Amongst uncertainty over what bacteria is lurking in flooded waters in hurricane-ravaged Florida and Texas, researchers may be on the verge of developing a new method to treat diseases caused by Group A Streptococcus, a common species of bacteria that can lead to strep throat, acute rheumatic heart disease, and even flesh-eating disease.
Researchers at Houston Methodist have discovered a critical target for the development of a potential Group A Streptococcus vaccine or antibiotic to combat it.
“Group A streptococcus infections are pretty widespread,” Muthiah Kumaraswami, Ph.D., an infectious diseases researcher at the Houston Methodist Research Institute, said in a statement. “If you don’t treat strep throat in children, for instance, recurring infections can lead to those more serious diseases and are very difficult to treat. We don’t have a vaccine, so basic research is geared toward finding targets for vaccine development.”

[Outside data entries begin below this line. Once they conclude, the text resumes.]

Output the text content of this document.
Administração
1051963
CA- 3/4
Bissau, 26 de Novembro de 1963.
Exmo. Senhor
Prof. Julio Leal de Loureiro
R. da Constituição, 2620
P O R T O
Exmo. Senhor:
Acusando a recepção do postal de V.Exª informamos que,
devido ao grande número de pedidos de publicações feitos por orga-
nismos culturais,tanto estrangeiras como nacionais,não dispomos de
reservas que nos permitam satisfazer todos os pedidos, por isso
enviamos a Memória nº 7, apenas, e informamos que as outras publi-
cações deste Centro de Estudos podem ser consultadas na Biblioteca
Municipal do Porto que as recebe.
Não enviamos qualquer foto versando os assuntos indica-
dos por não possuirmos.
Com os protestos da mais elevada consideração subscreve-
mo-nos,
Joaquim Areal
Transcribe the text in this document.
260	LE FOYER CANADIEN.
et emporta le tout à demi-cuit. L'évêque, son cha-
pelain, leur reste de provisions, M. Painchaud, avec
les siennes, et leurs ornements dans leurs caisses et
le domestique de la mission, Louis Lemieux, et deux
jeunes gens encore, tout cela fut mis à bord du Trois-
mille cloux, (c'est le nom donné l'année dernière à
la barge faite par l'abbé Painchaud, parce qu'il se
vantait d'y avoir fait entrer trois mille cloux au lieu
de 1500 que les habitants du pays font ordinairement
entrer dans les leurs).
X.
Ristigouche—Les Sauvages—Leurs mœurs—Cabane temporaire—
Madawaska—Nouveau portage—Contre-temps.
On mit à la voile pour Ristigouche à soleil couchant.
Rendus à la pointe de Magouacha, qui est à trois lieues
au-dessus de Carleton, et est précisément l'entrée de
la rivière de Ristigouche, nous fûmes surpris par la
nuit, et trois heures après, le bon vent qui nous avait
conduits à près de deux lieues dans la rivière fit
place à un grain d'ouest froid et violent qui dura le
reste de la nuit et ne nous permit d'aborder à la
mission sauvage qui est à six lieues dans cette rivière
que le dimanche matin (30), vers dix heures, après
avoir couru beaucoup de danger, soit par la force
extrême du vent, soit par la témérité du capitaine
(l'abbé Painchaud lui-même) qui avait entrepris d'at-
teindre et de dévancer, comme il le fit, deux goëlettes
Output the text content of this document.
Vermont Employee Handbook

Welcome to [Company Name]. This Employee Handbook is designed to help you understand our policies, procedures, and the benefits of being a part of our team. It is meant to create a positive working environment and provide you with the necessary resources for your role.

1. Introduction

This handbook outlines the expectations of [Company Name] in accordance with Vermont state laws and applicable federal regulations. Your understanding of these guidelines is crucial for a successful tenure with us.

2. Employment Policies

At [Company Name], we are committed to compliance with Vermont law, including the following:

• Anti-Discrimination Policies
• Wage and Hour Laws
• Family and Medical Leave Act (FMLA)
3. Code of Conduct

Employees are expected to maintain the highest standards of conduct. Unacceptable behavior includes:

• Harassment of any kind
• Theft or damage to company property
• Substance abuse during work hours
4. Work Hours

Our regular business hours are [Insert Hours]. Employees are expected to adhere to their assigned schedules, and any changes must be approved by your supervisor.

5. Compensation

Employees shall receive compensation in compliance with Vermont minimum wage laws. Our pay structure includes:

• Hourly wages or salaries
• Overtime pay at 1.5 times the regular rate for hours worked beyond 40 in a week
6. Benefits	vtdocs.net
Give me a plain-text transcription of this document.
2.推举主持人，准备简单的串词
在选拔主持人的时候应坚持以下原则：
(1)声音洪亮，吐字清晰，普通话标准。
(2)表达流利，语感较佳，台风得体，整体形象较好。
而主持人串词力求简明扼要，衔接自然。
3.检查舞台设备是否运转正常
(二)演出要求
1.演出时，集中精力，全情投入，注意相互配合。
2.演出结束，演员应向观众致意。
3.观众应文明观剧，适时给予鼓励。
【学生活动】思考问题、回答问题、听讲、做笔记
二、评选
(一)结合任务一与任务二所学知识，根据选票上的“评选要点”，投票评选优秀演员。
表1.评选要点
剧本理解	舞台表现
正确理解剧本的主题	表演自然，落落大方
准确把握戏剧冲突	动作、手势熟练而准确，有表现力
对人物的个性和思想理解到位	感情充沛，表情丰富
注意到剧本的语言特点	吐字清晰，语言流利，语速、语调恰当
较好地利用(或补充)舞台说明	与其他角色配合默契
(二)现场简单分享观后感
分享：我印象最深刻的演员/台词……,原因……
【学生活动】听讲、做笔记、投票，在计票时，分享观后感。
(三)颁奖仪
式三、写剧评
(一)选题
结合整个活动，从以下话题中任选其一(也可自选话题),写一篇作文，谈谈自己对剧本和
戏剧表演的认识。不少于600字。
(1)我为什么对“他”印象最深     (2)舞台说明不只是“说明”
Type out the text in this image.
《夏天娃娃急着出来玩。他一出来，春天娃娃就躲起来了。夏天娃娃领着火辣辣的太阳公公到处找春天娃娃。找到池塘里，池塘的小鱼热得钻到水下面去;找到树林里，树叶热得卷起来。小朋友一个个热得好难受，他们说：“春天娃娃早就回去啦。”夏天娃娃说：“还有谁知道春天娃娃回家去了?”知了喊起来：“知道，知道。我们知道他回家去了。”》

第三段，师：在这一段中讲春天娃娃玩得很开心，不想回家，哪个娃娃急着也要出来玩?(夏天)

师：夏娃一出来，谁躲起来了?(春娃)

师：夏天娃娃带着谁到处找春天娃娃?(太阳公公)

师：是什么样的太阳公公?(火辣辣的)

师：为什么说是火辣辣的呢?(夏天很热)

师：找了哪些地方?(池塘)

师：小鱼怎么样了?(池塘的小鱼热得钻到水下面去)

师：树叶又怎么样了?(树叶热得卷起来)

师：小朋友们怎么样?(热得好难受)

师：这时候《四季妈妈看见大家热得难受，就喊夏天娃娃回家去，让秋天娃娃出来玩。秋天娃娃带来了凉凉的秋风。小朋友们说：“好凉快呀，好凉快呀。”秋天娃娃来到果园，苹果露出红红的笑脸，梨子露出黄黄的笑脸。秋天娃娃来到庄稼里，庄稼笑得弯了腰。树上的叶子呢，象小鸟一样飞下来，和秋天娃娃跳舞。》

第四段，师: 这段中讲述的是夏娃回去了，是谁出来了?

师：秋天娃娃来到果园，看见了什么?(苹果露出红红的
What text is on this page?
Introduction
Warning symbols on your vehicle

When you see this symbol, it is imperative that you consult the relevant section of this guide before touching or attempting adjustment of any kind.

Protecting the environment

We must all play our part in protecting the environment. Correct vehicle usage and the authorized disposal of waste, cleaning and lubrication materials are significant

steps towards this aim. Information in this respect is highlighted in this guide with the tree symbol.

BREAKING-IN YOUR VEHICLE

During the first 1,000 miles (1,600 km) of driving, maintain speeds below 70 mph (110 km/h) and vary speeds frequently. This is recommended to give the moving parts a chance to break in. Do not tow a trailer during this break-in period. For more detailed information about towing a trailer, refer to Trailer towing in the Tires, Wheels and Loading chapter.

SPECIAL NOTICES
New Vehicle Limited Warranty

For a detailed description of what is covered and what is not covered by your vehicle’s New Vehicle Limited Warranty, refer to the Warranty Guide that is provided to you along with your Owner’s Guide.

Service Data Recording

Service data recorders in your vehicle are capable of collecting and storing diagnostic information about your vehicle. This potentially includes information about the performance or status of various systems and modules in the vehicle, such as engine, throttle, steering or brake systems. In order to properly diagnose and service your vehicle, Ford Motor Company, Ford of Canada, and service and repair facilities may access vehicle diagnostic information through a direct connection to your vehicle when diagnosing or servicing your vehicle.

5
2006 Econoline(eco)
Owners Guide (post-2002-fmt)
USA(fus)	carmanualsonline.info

By manipulating the target, the researchers believe they can either reduce the severity of the infections or clear them up faster.
The researchers found a peptide secreted by the bacteria that signals its neighbors to produce a toxin–streptococcal pyrogenic exotoxin B (SpeB)—which is critical for the development of the flesh-eating disease necrotizing fasciitis.
By blocking the toxin, they may be able to prevent or treat the disease.
“Researchers have known for more than 100 years that Group A strep uses the toxin SpeB and that it is crucial to disease development,” Kumaraswami said. “We did not know, however, what signals the timely production of SpeB by Group A streptococcus.
“Now that we have discovered how Group A strep bacteria communicate with each other to coordinate the production of this toxin, we can target the signaling pathway for vaccine and antimicrobial development.”
The communication codes of bacteria have been characterized for a long-time, but the researchers were able to discover the nature of the language.
“Typically, the signal is quite long and has a number of characteristic features,” Kumaraswami said. “The signal we found is compact and doesn’t have many of what we traditionally see in other bacterial peptides, which is probably what contributed to the difficulties in finding it for such a long time.
“There could be similar atypical signals in other bacteria that have been overlooked, as well, so we believe the discovery of this peptide will likely facilitate discovering additional bacterial peptide signals in other pathogens.”
The researchers can now focus on developing antibodies to target it or a competing peptide to jam the communication path, allowing them to block toxin production and reduce the severity of the disease. They can also trigger the toxin production at the early stage, where the toxin level would be minimal and the host’s immune response would be triggered and clear the bacterial infection much earlier.
The study was published in the Proceedings of the National Academy of Sciences of the United States of America.